Google accidentally published a four-year-old Chromium security bug, then tried to hide it again

FACEPALM: The open-source Chromium project provides the foundation for Google Chrome and many other popular web browsers like Microsoft Edge, Opera, and Brave. When a serious security flaw is discovered in the shared codebase, it can quickly become a widespread threat affecting millions of devices across multiple computing platforms.

Google recently published – and then quickly hid – a potentially dangerous bug found in the Chromium web browser. The security vulnerability was originally discovered in 2022 and still needs to be fixed in Chromium's codebase. According to researcher Lyra Rebane, who first identified the bug four years ago, Google eventually "opened" the bug report without properly vetting what the issue could mean for the web's overall security.

Rebane explained that the bug involves Chromium's Background Fetch API, which can trigger a persistent Service Worker after a user visits a "malicious" web page.

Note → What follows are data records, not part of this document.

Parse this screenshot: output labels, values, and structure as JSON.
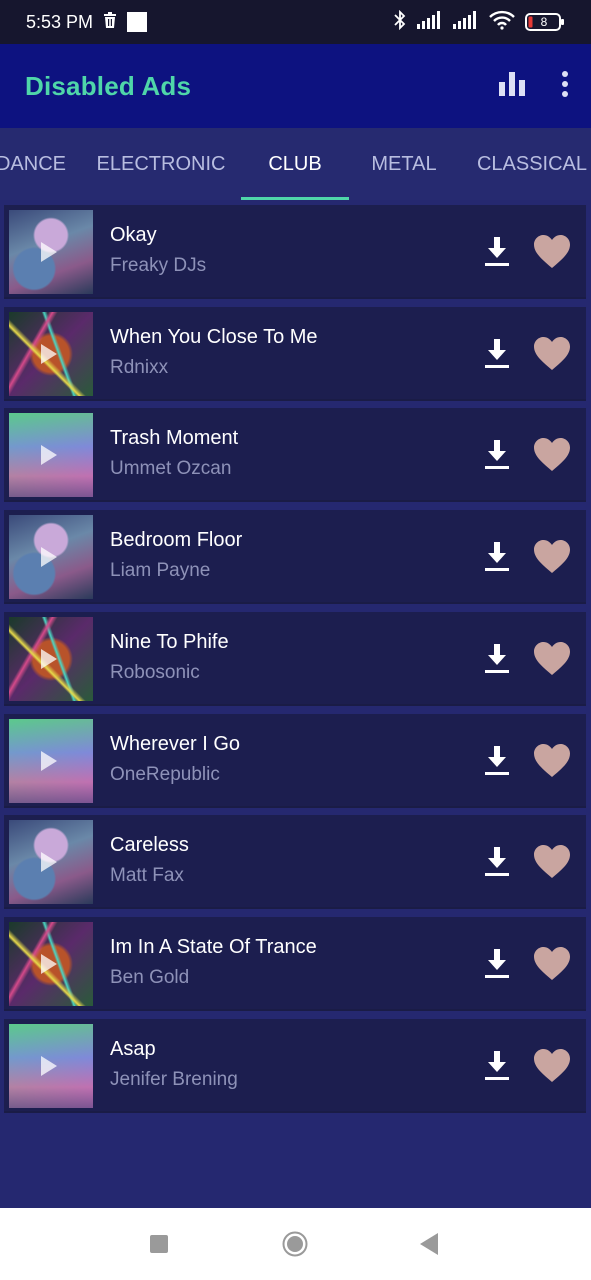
{
  "status": {
    "time": "5:53 PM",
    "battery": "8"
  },
  "appbar": {
    "title": "Disabled Ads",
    "actions": [
      "equalizer-icon",
      "more-vert-icon"
    ]
  },
  "tabs": [
    {
      "label": "DANCE",
      "active": false
    },
    {
      "label": "ELECTRONIC",
      "active": false
    },
    {
      "label": "CLUB",
      "active": true
    },
    {
      "label": "METAL",
      "active": false
    },
    {
      "label": "CLASSICAL",
      "active": false
    }
  ],
  "tracks": [
    {
      "title": "Okay",
      "artist": "Freaky DJs",
      "cover": "t-a"
    },
    {
      "title": "When You Close To Me",
      "artist": "Rdnixx",
      "cover": "t-b"
    },
    {
      "title": "Trash Moment",
      "artist": "Ummet Ozcan",
      "cover": "t-c"
    },
    {
      "title": "Bedroom Floor",
      "artist": "Liam Payne",
      "cover": "t-a"
    },
    {
      "title": "Nine To Phife",
      "artist": "Robosonic",
      "cover": "t-b"
    },
    {
      "title": "Wherever I Go",
      "artist": "OneRepublic",
      "cover": "t-c"
    },
    {
      "title": "Careless",
      "artist": "Matt Fax",
      "cover": "t-a"
    },
    {
      "title": "Im In A State Of Trance",
      "artist": "Ben Gold",
      "cover": "t-b"
    },
    {
      "title": "Asap",
      "artist": "Jenifer Brening",
      "cover": "t-c"
    }
  ],
  "colors": {
    "accent": "#4fd6a9",
    "appbar": "#0d1280",
    "background": "#252870",
    "row": "#1c1e4f",
    "heart": "#c9a5a0"
  },
  "navbar": [
    "recents-square-icon",
    "home-circle-icon",
    "back-triangle-icon"
  ]
}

Google describes Service Workers as specialized JavaScript components that act as intermediaries between web browsers and servers, providing improved reliability through offline functionality and faster page performance.

Rebane's bug, along with the proof-of-concept code, created a Service Worker that continued running even after a device or browser restart. While not inherently dangerous on its own, the Service Worker could potentially be abused to track user activity online through timestamps, IP address logs, and other telemetry data. In more severe scenarios, it could execute remotely stored payloads, participate in denial-of-service attacks against specific targets, and even be incorporated into a distributed botnet with limited malicious capabilities.